In a study for gelatin microsphere availability after pulmonary administration of salmon calcitonin in positively charge gelatin microspheres with particle sizes of 3.4 and 11.2 microns was approximately 50%, the thing that reveals that the gelatin microspheres are a good candidate for pulmonary delivery of salmon calcitonin.^[20]

In an in vitro study, alginate/hyaluronic acid aerogel microspheres with a low density and high porosity and 5 μm diameter revealed that the microspheres have properties that make it good candidates for drug delivery through the pulmonary route.^[21]

Yamamoto et al., reported that modification of the surface of PLGA nanospheres using chitosan with a diameter of 6.5 μm demonstrated that the modified nanospheres had enhanced mucoadhesiveness and enabled pulmonary delivery of peptide elcatonin that was orally administrated, above that chitosan has the property of increasing drug absorption by opening the intercellular tight junction of the lung epithelium.^[22] However, the cytotoxicity and cellular uptake of inhaled chitosan-based nanoparticles are size dependent.^[23]

PLGA-nanoparticles or microparticles were utilized for the sustained release of insulin following pulmonary administration.^[24] However, protein-loaded PLGA microparticles or nanoparticles often experience initial burst release followed by sustained releases.

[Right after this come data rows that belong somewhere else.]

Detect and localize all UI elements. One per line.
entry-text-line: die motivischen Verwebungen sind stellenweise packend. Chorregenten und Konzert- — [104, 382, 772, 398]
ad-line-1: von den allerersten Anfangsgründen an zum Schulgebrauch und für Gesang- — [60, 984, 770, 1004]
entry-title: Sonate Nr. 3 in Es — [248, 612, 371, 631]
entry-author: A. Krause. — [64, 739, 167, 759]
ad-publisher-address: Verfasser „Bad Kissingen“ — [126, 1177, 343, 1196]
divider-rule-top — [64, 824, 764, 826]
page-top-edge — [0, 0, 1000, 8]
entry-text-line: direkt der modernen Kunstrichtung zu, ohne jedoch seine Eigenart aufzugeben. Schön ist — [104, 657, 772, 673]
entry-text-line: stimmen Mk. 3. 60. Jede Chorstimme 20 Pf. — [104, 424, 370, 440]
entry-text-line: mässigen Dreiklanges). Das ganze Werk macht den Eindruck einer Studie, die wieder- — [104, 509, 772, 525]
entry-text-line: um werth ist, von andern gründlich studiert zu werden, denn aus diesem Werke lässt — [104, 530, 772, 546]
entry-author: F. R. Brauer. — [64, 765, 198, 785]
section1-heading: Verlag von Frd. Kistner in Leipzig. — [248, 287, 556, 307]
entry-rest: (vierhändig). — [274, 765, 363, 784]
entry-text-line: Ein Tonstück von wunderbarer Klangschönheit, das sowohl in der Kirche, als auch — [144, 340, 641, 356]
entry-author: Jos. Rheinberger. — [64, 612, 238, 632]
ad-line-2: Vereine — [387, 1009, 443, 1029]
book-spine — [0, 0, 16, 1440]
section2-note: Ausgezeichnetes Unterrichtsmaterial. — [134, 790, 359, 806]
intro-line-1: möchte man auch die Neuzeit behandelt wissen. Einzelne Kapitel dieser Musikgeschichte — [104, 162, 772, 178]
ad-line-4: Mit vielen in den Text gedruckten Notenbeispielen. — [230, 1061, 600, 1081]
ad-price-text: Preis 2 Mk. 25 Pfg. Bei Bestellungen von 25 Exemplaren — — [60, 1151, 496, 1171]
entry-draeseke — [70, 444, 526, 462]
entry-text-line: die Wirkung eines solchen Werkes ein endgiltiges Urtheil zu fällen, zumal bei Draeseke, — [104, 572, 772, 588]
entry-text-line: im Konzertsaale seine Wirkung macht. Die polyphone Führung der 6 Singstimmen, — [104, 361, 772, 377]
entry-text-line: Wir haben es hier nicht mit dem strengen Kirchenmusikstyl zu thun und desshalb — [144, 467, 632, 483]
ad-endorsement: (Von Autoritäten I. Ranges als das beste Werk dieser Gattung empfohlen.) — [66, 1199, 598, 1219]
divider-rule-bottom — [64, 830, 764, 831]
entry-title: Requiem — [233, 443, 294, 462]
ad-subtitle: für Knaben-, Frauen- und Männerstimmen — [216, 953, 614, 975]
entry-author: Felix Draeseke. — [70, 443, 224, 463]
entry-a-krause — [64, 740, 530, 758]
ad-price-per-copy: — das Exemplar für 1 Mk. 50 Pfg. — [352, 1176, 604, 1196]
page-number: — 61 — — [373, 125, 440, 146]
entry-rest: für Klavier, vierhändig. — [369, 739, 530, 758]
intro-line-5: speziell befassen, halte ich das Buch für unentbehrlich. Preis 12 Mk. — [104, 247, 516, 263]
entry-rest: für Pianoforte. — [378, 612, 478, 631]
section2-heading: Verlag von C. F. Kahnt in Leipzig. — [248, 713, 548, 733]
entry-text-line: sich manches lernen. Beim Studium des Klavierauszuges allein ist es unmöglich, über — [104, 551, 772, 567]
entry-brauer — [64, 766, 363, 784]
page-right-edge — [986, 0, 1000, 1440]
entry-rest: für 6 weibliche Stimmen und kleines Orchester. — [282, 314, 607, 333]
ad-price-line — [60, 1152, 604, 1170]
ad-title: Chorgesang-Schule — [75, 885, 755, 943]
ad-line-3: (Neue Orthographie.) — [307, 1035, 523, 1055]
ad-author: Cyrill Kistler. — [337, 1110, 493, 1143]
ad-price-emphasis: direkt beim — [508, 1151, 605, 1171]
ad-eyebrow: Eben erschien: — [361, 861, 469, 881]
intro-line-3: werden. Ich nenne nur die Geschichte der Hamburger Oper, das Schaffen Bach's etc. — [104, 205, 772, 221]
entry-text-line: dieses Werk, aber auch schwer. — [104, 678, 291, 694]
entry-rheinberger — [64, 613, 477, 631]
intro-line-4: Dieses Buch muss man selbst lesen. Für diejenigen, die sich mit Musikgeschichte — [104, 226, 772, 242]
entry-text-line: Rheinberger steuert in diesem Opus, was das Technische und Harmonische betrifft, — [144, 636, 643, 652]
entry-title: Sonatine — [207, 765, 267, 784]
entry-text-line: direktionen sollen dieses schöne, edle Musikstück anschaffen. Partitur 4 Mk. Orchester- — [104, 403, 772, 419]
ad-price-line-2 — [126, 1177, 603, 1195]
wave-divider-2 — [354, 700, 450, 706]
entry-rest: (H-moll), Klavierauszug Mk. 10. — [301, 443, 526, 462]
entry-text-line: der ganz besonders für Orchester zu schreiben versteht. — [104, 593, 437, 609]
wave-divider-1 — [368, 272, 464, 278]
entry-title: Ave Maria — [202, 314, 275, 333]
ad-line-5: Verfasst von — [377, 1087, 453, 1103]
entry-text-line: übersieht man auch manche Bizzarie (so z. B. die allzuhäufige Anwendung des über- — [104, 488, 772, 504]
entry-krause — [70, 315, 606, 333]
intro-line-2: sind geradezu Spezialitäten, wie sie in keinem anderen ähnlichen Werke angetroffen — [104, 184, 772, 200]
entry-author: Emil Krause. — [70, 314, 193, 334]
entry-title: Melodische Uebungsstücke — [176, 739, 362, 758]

In addition, the hydrophobic nature of PLGA also affects its mucus penetration.^[25]

Emami et al. reported that PLGA microparticles with 1–5 μm may deposit in the lung and release the loaded proteins in a controlled manner. However, particles in this size range are ideal for phagocytosis by alveolar macrophages^[26] and to highlight this phagocytosis,^[26] Zhao et al., prepared porous PLGA microparticles with a low density, and small aerodynamic diameters, in addition to large geometric diameters, for the protein delivery through the pulmonary route,^[27] and within the same context, Yaqoubi et al. found that porous PLGA microparticles with mass densities below 0.4 g cm^–2 and geometric diameters surpassing 5 μm represent ideal aerodynamic diameters for deep lung deposition.^[28] and not far from that Yang et al. reported that larger porous PLGA particles, with geometric diameters of 9.5–18.2 μm, revealed a significant reduction of macrophage internalization compared to non-porous PLGA microparticles sized at 2.9 μm.^[29]

Ye Tong et al. revealed that the incubation of porous protein- loaded microparticles at 40°C for 2 hours (self healing process) was able to reduce leaking and the thing that positively affected the inhaled single dose SARS -CoV-2 dry powder vaccine sustain release profile,^[30] because this porosity induces contact between peptide drugs and lung surfactant leading to particles aggregation, which the thing that will affect their dissolution and accelerate their clearance through alveolar macrophage.^[31]

Möbus et al., reported that zinc ions Zn (2+)-cross-linked alginate microparticles prepared by spray drying revealed satisfying results regarding BSA (Möbus et al.) loading and release profile the thing that makes it as good candidate for controlled pulmonary delivery of proteins.^[32] Furthermore, cross-linked alginate-poloxamer microparticles with an appropriate size range were found to be a suitable platform for a deep lung delivery within a controlled protein release profile (hours to days).^[33]

CONCLUSION

It is clear that the pulmonary route of administration for the systemic delivery of peptides using biodegradable microspheres is still in the early stages and needs to be more intensively studied, and the key elements that should be addressed are the mechanisms of peptide molecules absorption through the pulmonary route, in addition to the characteristics of the carrier microspheres (size, morphology).